On the 29th June 2026 - if you searched for Jim Carrey on Google, you would have been presented with a Knowledge Panel stating that he had died the previous day. The panel included a date of death and a biography written in the past tense.
For most people who would have seen this, it may have come as a shock - some may have even believed it - but for me, what I saw was a canary in the coal mine. It was a visible failure mode of a knowledge system that I have been thinking about for a while now.
A trusted source?
Clicking on the date of death brings up Google’s own AI - Gemini - which stated that reports of his death were false. This led me to do a bit of my own digging around, and I could only find one source - an edit on the Wikipedia page that cited the Maui Police Department’s Facebook page and an established BBC article about former US President Jimmy Carter’s death.
It would seem this is an open-and-shut case: Wikipedia was edited, Google consumed the edit, their Knowledge Graph updated and presented this as a fact - but now we have two conflicting reports from the same company - one saying he is dead, and the other saying he is alive.

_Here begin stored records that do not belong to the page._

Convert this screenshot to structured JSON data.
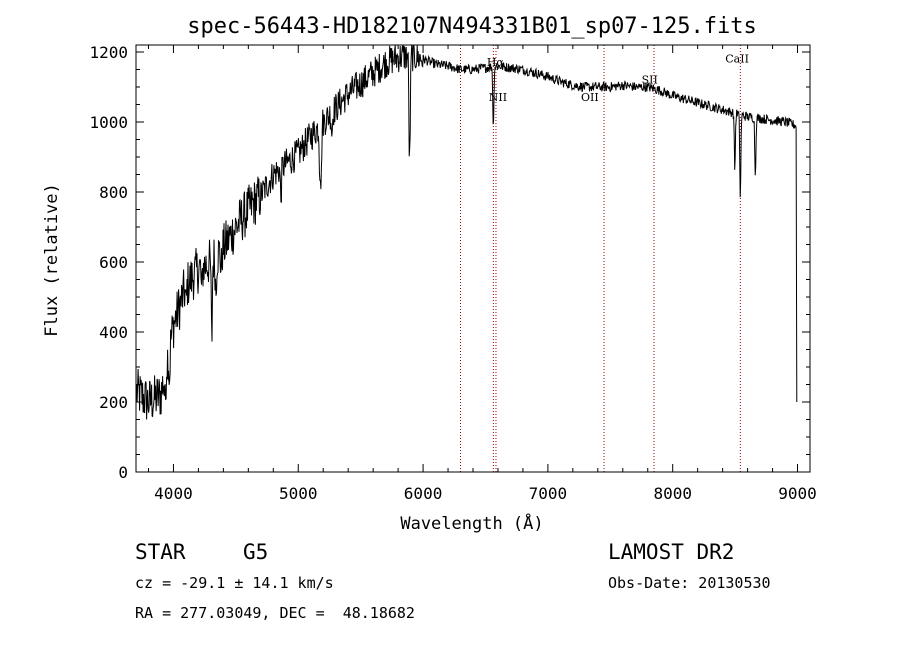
{
  "chart_data": {
    "type": "line",
    "title": "spec-56443-HD182107N494331B01_sp07-125.fits",
    "xlabel": "Wavelength (Å)",
    "ylabel": "Flux (relative)",
    "xlim": [
      3700,
      9100
    ],
    "ylim": [
      0,
      1220
    ],
    "x_ticks": [
      4000,
      5000,
      6000,
      7000,
      8000,
      9000
    ],
    "x_tick_labels": [
      "4000",
      "5000",
      "6000",
      "7000",
      "8000",
      "9000"
    ],
    "y_ticks": [
      0,
      200,
      400,
      600,
      800,
      1000,
      1200
    ],
    "y_tick_labels": [
      "0",
      "200",
      "400",
      "600",
      "800",
      "1000",
      "1200"
    ],
    "grid": false,
    "continuum": [
      [
        3700,
        230
      ],
      [
        3800,
        200
      ],
      [
        3900,
        220
      ],
      [
        4000,
        420
      ],
      [
        4100,
        530
      ],
      [
        4200,
        580
      ],
      [
        4300,
        600
      ],
      [
        4400,
        640
      ],
      [
        4500,
        700
      ],
      [
        4600,
        750
      ],
      [
        4700,
        790
      ],
      [
        4800,
        850
      ],
      [
        4900,
        880
      ],
      [
        5000,
        910
      ],
      [
        5100,
        960
      ],
      [
        5200,
        1000
      ],
      [
        5300,
        1040
      ],
      [
        5400,
        1080
      ],
      [
        5500,
        1110
      ],
      [
        5600,
        1140
      ],
      [
        5700,
        1170
      ],
      [
        5800,
        1185
      ],
      [
        5900,
        1190
      ],
      [
        6000,
        1180
      ],
      [
        6100,
        1165
      ],
      [
        6200,
        1160
      ],
      [
        6300,
        1150
      ],
      [
        6400,
        1150
      ],
      [
        6500,
        1155
      ],
      [
        6600,
        1160
      ],
      [
        6700,
        1155
      ],
      [
        6800,
        1150
      ],
      [
        6900,
        1140
      ],
      [
        7000,
        1130
      ],
      [
        7100,
        1115
      ],
      [
        7200,
        1105
      ],
      [
        7300,
        1100
      ],
      [
        7400,
        1100
      ],
      [
        7500,
        1100
      ],
      [
        7600,
        1105
      ],
      [
        7700,
        1100
      ],
      [
        7800,
        1100
      ],
      [
        7900,
        1090
      ],
      [
        8000,
        1075
      ],
      [
        8100,
        1065
      ],
      [
        8200,
        1055
      ],
      [
        8300,
        1045
      ],
      [
        8400,
        1035
      ],
      [
        8500,
        1025
      ],
      [
        8600,
        1015
      ],
      [
        8700,
        1010
      ],
      [
        8800,
        1005
      ],
      [
        8900,
        1000
      ],
      [
        8990,
        990
      ]
    ],
    "absorption_features": [
      {
        "x": 3934,
        "depth": 100
      },
      {
        "x": 3968,
        "depth": 90
      },
      {
        "x": 4101,
        "depth": 60
      },
      {
        "x": 4227,
        "depth": 80
      },
      {
        "x": 4307,
        "depth": 230
      },
      {
        "x": 4340,
        "depth": 100
      },
      {
        "x": 4383,
        "depth": 60
      },
      {
        "x": 4861,
        "depth": 90
      },
      {
        "x": 5172,
        "depth": 120
      },
      {
        "x": 5183,
        "depth": 170
      },
      {
        "x": 5270,
        "depth": 60
      },
      {
        "x": 5890,
        "depth": 230
      },
      {
        "x": 5896,
        "depth": 150
      },
      {
        "x": 6563,
        "depth": 180
      },
      {
        "x": 8498,
        "depth": 160
      },
      {
        "x": 8542,
        "depth": 240
      },
      {
        "x": 8662,
        "depth": 170
      }
    ],
    "line_markers": [
      {
        "label": "Hα",
        "x": 6563,
        "label_y": 1160
      },
      {
        "label": "NII",
        "x": 6584,
        "label_y": 1060
      },
      {
        "label": "OII",
        "x": 7320,
        "label_y": 1060
      },
      {
        "label": "SII",
        "x": 7800,
        "label_y": 1110
      },
      {
        "label": "CaII",
        "x": 8500,
        "label_y": 1170
      }
    ],
    "marker_lines_x": [
      6300,
      6563,
      6584,
      7450,
      7850,
      8542
    ]
  },
  "info": {
    "object_type": "STAR",
    "subclass": "G5",
    "survey": "LAMOST DR2",
    "redshift": "cz = -29.1 ± 14.1 km/s",
    "obs_date": "Obs-Date: 20130530",
    "coordinates": "RA = 277.03049, DEC =  48.18682"
  }
}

I don’t know exactly where the false claim entered Google’s systems and whether the Wikipedia edit was involved. All we can infer is that a combination of source weighting, entity resolution, indexing, freshness signals and internal systems produced the result. From outside the company, there is no way to know that. Google’s own description of the Knowledge Graph has always made clear that it is assembled from multiple public and web-derived sources, structured information and internal interpretation. The panel is the user interface to the knowledge of a much larger, opaque pipeline. Somewhere in that pipeline, a claim crossed a threshold and stopped being information that existed somewhere on the web and became knowledge presented by an interface that many people use and trust to find information.
Building knowledge systems is hard
My day job involves building knowledge systems. That description tends to make people think of the technologies involved: content, knowledge and document management systems, APIs, knowledge graphs, product information, search, integrations, semantic models, and now AI. While those things do matter, the main bulk of my work is less about moving information between systems and more about building systems that people can trust.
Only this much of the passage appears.